Weihnachten 1983 – ein Zeugnis, als ich noch nicht gläubig war!
– nach einer Heiligabend – Feier im trauten Familienkreis gedichtet –

Am liebsten wäre ich allein,
in meinem Zimmer möchte ich sein.
Doch die Familie macht sich fein,
mit mir, bei Braten und Kerzenschein.
Ist das nicht eine: Heuchelei?

Obwohl wir nicht zur Kirche gehen,
berieseln Weihnachtslieder taube Ohren!
Ach, wär ich Christ, ich könnt verstehen,
daß unser Heiland ward geboren!
Gibt’s Freude in der: Schenkerei?

Alljährlich heißt es wieder: Schenken!
Doch was passiert die übrige Zeit?
Da mag man an sich selbst nur denken                                                                                                                                                                                                            und gibt sich wenig hilfsbereit!                                                                                                                                                                                                                          Was jetzt kommt, das ist: Völlerei!

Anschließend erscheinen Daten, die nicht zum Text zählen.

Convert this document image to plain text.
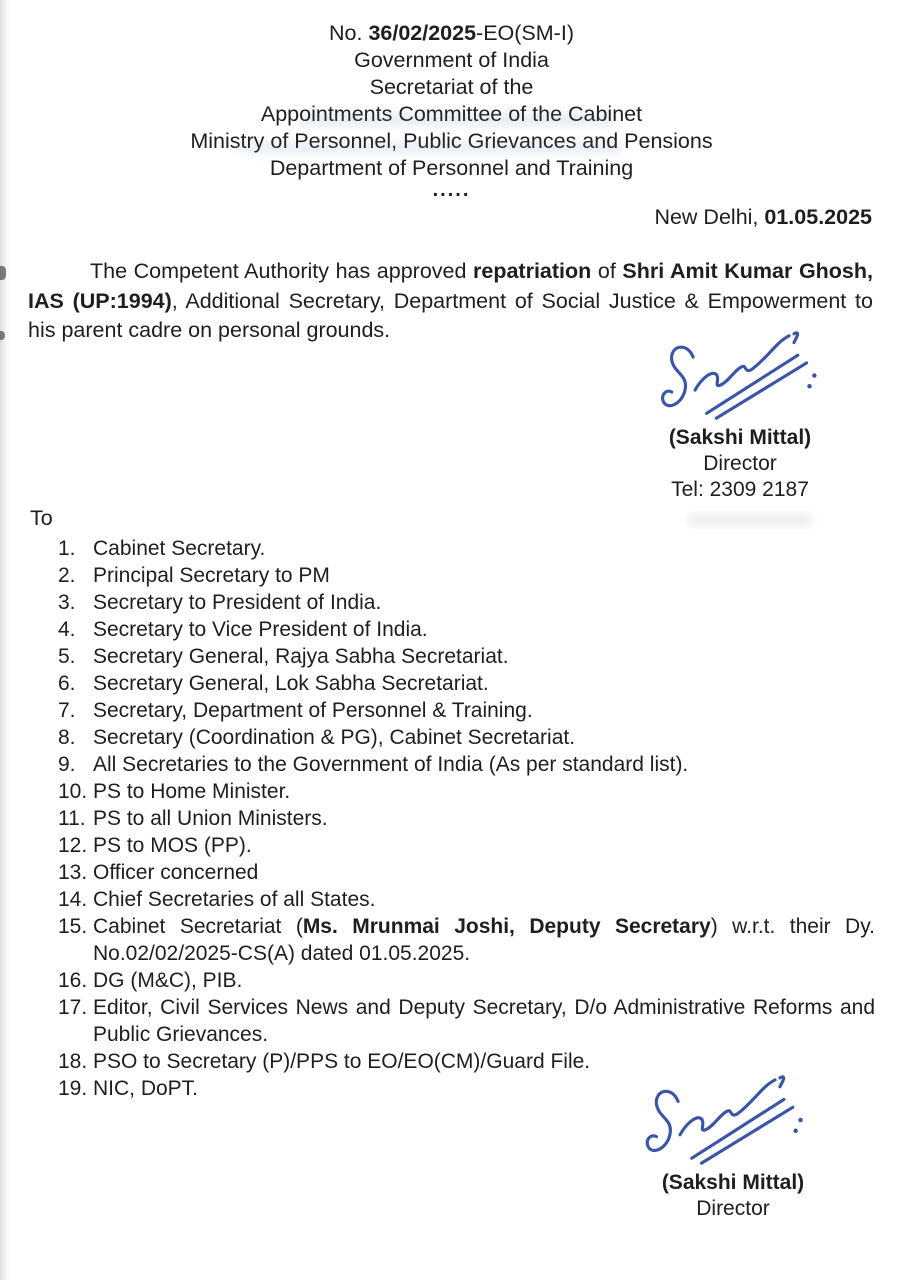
No. 36/02/2025-EO(SM-I)
Government of India
Secretariat of the
Appointments Committee of the Cabinet
Ministry of Personnel, Public Grievances and Pensions
Department of Personnel and Training
.....
New Delhi, 01.05.2025

The Competent Authority has approved repatriation of Shri Amit Kumar Ghosh, IAS (UP:1994), Additional Secretary, Department of Social Justice & Empowerment to his parent cadre on personal grounds.

(Sakshi Mittal)
Director
Tel: 2309 2187
To
1. Cabinet Secretary.
2. Principal Secretary to PM
3. Secretary to President of India.
4. Secretary to Vice President of India.
5. Secretary General, Rajya Sabha Secretariat.
6. Secretary General, Lok Sabha Secretariat.
7. Secretary, Department of Personnel & Training.
8. Secretary (Coordination & PG), Cabinet Secretariat.
9. All Secretaries to the Government of India (As per standard list).
10. PS to Home Minister.
11. PS to all Union Ministers.
12. PS to MOS (PP).
13. Officer concerned
14. Chief Secretaries of all States.
15. Cabinet Secretariat (Ms. Mrunmai Joshi, Deputy Secretary) w.r.t. their Dy. No.02/02/2025-CS(A) dated 01.05.2025.
16. DG (M&C), PIB.
17. Editor, Civil Services News and Deputy Secretary, D/o Administrative Reforms and Public Grievances.
18. PSO to Secretary (P)/PPS to EO/EO(CM)/Guard File.
19. NIC, DoPT.
(Sakshi Mittal)
Director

Wir futtern schmatzend unseren Braten,
mit allem, was dazugehört.
Der Magen blubbert – und wir beraten,
was noch zu Weihnachten gehört.
Was übrigbleibt, ist: Sauferei?

Der Wein verschönt uns diese Stunden,
läßt uns den Abend friedlich werden,
auch Schnaps verklebt Familienwunden,
jetzt wird’s zum schönsten Fest auf Erden!
Doch: Was soll bloß diese: Feierei?

Ich gebe zu, der Sinn des Lebens,
ist mir noch ziemlich unbekannt.
Wer wird mir Geist und Frieden geben,
in unserem kommerziellen Land?
Vielleicht hilft mir die: Beterei?

Erstaunlich, daß ich 1983 schon an Beterei gedacht habe!

Acht Jahre später war es endlich soweit, ab August 1991 hat mein Leben nach vielen selbstsüchtigen Irrwegen seinen Sinn gefunden, ich konnte zum HERRN finden. Folgendes Glaubenszeugnis stand im Juni 1992 in einem Gemeindebrief.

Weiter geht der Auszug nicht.